Başarıya kafayı öyle bir takmış ki Hukuk diplomasını yırtmış ve 21 yaşında kitap yazmış. Yaptığı işin bir okulu yok. Kendi yöntemleriyle çözmüş. Binlerce biografi, felsefe, sosyoloji ve piskoloji kitabı okuyarak başarı uzmanı olmuş çıkmış. Konfüsçüs’ün sözüyle yola çıktığı başarı serüvenine Robin Hood gibi zengin bilgisini fakirlere dağıtmaya başlamış.
Kübra
Dünyanın peşinden koştuğu bir bilginin taşıyıcısı Mümin Sekman. Ama o sadece başarının değil, başarının öğrenilebilir olduğunu milyonlara anlatmanın peşinde. Düşündürüyor, acaba nereden başladı başarı eğitmenliğine ya da kişisel gelişim uzmanlığına. Gerçek şu ki kişisel gelişim uzmanlarına karşı mesafeliyim. Ama onun hikayesini dinleyince bunu hafife alınmayacak sonuçlarını gördüm ve keyiften yapılamayacak kadar ciddiye aldığını farkettim.

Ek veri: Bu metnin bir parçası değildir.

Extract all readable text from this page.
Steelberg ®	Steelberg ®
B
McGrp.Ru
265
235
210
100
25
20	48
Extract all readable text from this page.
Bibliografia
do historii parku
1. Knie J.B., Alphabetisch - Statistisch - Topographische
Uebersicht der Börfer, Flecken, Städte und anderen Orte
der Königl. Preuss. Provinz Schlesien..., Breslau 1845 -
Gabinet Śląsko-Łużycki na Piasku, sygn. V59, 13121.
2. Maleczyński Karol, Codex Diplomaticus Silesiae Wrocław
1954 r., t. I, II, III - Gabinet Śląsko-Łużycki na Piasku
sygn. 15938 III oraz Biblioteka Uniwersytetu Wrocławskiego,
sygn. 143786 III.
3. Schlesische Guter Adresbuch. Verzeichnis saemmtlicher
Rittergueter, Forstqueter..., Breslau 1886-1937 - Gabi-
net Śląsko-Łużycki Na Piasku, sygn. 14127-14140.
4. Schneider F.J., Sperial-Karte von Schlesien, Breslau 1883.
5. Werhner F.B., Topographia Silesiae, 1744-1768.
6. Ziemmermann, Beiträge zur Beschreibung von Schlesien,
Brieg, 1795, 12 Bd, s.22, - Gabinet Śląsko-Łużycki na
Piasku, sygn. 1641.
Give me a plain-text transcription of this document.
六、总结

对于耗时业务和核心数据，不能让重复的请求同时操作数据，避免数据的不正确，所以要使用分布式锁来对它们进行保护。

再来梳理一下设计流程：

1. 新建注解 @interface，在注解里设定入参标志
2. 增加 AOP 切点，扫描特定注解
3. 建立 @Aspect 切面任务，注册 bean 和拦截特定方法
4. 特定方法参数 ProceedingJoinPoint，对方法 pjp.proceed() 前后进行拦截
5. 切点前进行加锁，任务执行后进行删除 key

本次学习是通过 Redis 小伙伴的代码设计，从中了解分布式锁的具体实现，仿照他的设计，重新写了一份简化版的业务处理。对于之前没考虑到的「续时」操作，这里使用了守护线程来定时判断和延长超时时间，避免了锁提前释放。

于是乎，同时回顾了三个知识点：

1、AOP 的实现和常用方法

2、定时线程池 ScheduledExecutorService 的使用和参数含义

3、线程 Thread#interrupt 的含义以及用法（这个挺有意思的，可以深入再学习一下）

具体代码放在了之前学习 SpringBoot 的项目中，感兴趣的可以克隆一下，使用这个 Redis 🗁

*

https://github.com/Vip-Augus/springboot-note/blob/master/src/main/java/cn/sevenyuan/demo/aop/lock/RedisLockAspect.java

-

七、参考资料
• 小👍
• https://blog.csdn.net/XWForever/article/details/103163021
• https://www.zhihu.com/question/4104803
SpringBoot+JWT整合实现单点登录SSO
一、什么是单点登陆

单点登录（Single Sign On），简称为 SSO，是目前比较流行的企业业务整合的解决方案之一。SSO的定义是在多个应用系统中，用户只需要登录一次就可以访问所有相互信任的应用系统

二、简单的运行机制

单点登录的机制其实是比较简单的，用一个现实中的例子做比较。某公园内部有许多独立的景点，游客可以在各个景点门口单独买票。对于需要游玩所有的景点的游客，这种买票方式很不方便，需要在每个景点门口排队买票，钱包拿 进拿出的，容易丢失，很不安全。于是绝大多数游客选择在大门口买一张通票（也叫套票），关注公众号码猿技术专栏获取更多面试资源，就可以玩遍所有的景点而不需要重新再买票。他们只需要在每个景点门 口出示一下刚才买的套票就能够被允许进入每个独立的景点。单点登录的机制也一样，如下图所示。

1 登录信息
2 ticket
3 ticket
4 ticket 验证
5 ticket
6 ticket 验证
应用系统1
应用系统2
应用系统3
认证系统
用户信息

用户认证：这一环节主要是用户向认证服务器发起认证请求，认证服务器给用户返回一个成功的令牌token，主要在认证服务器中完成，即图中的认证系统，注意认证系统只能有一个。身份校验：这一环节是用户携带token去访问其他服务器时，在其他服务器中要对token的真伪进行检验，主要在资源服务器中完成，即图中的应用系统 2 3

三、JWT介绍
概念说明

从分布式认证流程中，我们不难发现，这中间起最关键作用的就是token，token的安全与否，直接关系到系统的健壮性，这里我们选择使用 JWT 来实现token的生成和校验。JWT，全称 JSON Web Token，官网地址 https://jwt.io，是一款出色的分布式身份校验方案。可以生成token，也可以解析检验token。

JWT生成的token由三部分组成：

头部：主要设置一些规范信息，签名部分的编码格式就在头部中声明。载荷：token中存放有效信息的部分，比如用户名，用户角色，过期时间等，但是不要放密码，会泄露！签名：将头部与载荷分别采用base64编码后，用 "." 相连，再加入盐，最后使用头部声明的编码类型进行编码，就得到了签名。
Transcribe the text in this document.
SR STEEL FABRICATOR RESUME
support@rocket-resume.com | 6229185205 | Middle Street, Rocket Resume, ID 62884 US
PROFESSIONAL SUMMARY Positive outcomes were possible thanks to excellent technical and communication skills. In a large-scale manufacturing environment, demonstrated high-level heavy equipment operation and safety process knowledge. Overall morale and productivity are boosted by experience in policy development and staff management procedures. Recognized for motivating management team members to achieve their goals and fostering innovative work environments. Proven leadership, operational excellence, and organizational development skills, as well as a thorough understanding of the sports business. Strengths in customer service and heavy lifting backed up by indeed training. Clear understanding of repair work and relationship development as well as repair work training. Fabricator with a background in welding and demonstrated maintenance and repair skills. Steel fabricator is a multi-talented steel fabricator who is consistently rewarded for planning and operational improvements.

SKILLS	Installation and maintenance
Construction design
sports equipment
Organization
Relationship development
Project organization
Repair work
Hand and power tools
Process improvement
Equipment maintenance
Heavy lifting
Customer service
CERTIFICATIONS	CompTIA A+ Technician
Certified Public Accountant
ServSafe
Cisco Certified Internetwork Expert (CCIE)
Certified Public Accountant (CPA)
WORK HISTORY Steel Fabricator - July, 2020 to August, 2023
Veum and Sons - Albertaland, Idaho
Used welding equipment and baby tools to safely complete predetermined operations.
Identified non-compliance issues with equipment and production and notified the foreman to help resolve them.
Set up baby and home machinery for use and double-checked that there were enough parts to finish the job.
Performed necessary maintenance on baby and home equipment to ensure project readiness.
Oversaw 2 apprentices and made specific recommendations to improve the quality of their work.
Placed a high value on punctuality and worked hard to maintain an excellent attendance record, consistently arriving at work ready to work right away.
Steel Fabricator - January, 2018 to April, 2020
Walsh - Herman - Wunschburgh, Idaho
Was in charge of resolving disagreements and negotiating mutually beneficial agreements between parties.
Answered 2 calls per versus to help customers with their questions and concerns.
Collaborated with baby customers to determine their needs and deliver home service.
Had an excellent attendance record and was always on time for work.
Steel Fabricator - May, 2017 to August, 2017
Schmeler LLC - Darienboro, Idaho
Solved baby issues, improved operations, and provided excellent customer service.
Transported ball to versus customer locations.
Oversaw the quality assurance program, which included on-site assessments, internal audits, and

Sekman’ın yaptığı önce bir iç telkin sonrasında başarı için belli formüller sunuyor size. Peki bu kadar peşinden koşulan başarının sırrı ne? Ömrü ne kadar? Başarı hastalık yapar mı? En önemlisi başarı nedir? Sorduk Sekman cevapladı.
Büşra:
İnsanın kafasında kişisel gelişim uzmanı deyince yaşlı biri canlanıyor ama siz çok gençsiniz…
Türkiye’de yazarlarla ilgili üç algı vardır. Yazar yoksul, yaşlı ve yalnız olarak algılanır. İlk kitabımı 21 yaşımda yazdım.
Toplum belli yaşın üzerindeki insanların bilgisine daha çok güvenir. Zorlanmadınız mı?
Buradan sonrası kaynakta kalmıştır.